As you round the corner into your second trimester, your uterus will have grown from the size of a pear to the size of a grapefruit, and is moving up rather than sitting low in your pelvis. In fact, Parents magazine reported that by the time you give birth, your uterus will have expanded as much as 1,000 times its normal size.
By week 25, as the much anticipated third trimester inches closer and closer, you may have a noticeably round, unmistakably pregnant belly. But of course, there is a spectrum: some women may have noticed their bump for some time, while others might not have any outward changes until a few weeks before delivery.
In addition to the notorious pregnancy stretch marks that half of all women are afflicted with, the third trimester might also bring itchiness to your middle region. Stretch marks will lighten with time, noted Parents, but the dozens of creams on the market that claim to prevent them are probably not all they're cracked up to be.
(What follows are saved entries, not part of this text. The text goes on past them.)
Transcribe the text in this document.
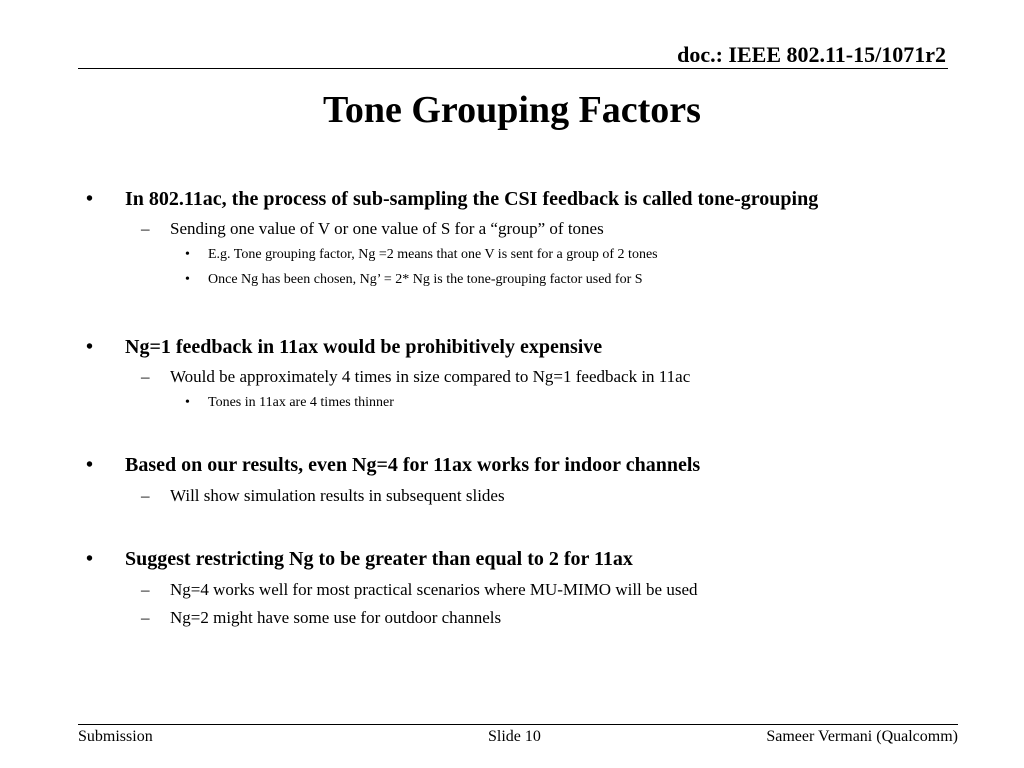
doc.: IEEE 802.11-15/1071r2
Tone Grouping Factors
• In 802.11ac, the process of sub-sampling the CSI feedback is called tone-grouping
– Sending one value of V or one value of S for a “group” of tones
• E.g. Tone grouping factor, Ng =2 means that one V is sent for a group of 2 tones
• Once Ng has been chosen, Ng’ = 2* Ng is the tone-grouping factor used for S
• Ng=1 feedback in 11ax would be prohibitively expensive
– Would be approximately 4 times in size compared to Ng=1 feedback in 11ac
• Tones in 11ax are 4 times thinner
• Based on our results, even Ng=4 for 11ax works for indoor channels
– Will show simulation results in subsequent slides
• Suggest restricting Ng to be greater than equal to 2 for 11ax
– Ng=4 works well for most practical scenarios where MU-MIMO will be used
– Ng=2 might have some use for outdoor channels
Submission	Slide 10	Sameer Vermani (Qualcomm)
Calming lotions will help the itchiness, however, so don't skip over that part of the supermarket aisle just yet.
Believe it or not, when it comes time to deliver, your uterus will be the size of a watermelon, according to the American Pregnancy Association, and extend from your pubic area to the bottom of your rib cage. But amazingly, after your baby is born, your uterus will gradually return to its pre-pregnancy size and position within about six weeks — although your stomach itself will likely need many more months to look more or less familiar again. Try to honor the postpartum process in the same way you honored your body's changes during gestation; it's all part of motherhood, and it's all beautiful.